Refik TEKİN
DİYARBAKIR-Gazeteci Nedim Türfent, 12 Mayıs 2016’da gözaltına alınmış bir gün sonra da “örgüt üyesi” olmak iddiasıyla tutuklanmıştı. 2017’de görülen dava duruşmasında 8 yıl 9 ay hapis cezasına çarptırılan Türfent, 29 Kasım’da Cezaevi’nden tahliye oldu. Yedi yıllık tutukluluk sürecinin ardından özgürlüğüne kavuşan Türfent, 2015 yılından bu yana gazetecilere yönelik baskının pratikte uygulandığı isimlerden biri. Gazeteci Türfent, cezaevi sürecini, gazetecilere yönelik baskıları, Kürt gazetecilerin yaşadıkları ve uygulanan baskılar ile ilgili Artı Gerçek’in sorularını yanıtladı.
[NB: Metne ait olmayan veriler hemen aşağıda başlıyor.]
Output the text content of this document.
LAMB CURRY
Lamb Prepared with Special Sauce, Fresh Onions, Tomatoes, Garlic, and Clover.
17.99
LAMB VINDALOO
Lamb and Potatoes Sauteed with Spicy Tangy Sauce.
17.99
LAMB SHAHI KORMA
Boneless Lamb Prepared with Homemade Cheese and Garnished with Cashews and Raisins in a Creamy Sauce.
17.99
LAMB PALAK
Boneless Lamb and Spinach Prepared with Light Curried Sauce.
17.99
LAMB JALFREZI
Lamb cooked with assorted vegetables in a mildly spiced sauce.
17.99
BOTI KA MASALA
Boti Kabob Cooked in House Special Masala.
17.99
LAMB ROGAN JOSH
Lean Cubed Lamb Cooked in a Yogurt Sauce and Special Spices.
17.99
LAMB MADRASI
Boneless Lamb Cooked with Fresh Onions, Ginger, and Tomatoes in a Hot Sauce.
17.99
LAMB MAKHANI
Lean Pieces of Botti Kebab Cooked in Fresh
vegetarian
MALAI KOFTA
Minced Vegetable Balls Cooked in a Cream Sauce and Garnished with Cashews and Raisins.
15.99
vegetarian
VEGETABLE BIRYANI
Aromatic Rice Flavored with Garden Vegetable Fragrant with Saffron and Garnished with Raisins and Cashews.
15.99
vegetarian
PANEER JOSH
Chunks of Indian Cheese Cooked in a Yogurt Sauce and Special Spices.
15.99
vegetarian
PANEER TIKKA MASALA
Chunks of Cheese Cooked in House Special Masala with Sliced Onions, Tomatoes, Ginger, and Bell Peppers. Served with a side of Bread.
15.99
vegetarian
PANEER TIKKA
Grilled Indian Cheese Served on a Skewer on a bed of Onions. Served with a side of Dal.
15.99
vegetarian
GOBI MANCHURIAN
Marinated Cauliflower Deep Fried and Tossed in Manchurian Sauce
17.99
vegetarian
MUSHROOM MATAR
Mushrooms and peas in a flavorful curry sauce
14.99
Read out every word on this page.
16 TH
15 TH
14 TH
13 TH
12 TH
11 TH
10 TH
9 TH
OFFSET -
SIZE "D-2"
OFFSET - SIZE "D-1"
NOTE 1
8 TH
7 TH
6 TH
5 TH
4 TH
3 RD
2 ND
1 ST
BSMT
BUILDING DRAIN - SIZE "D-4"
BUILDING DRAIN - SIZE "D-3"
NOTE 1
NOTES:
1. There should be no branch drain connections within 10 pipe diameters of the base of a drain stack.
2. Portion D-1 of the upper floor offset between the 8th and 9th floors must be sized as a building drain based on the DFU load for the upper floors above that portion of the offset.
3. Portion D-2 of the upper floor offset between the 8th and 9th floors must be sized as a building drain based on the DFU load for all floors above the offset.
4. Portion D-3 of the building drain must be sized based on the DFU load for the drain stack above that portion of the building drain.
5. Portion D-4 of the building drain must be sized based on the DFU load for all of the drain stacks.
Yaklaşık 7 yıl tutuklu kaldıktan sonra dışarıya çıktınız. Cezaevinden çıktığınızda ilk ne hissettiniz?
Yuvarlarsak 7 yıla dayanan bu esaretin gerçekten de bittiğine, ya da biteceğine tahliye günü bile inanmak güçtü. Bu 7 yılda tahliye edilenlerden kimilerinin cezaevi bahçesinde tekrar tutuklandığını az görmedik, az bilmedik, az duymadık. Bu kafanızın bir köşesinde soru işaretleri yaratıyordu. Hal ve ahval bu iken “özgürlük” heyecanını yarım yamalak yaşadık. Ta ki duvarların kasvetinden azade olana dek. Sonra bir an gökyüzüne baktım, engin topraklara, ağaçlara ve yeşile. Bittiğine inanmak güçtü açıkçası. Bir de geride bıraktıkların var, bunun burukluğu cabası. Özgürlüğün bu eksik gedik hali bile tarif edilemeyecek kadar değerli.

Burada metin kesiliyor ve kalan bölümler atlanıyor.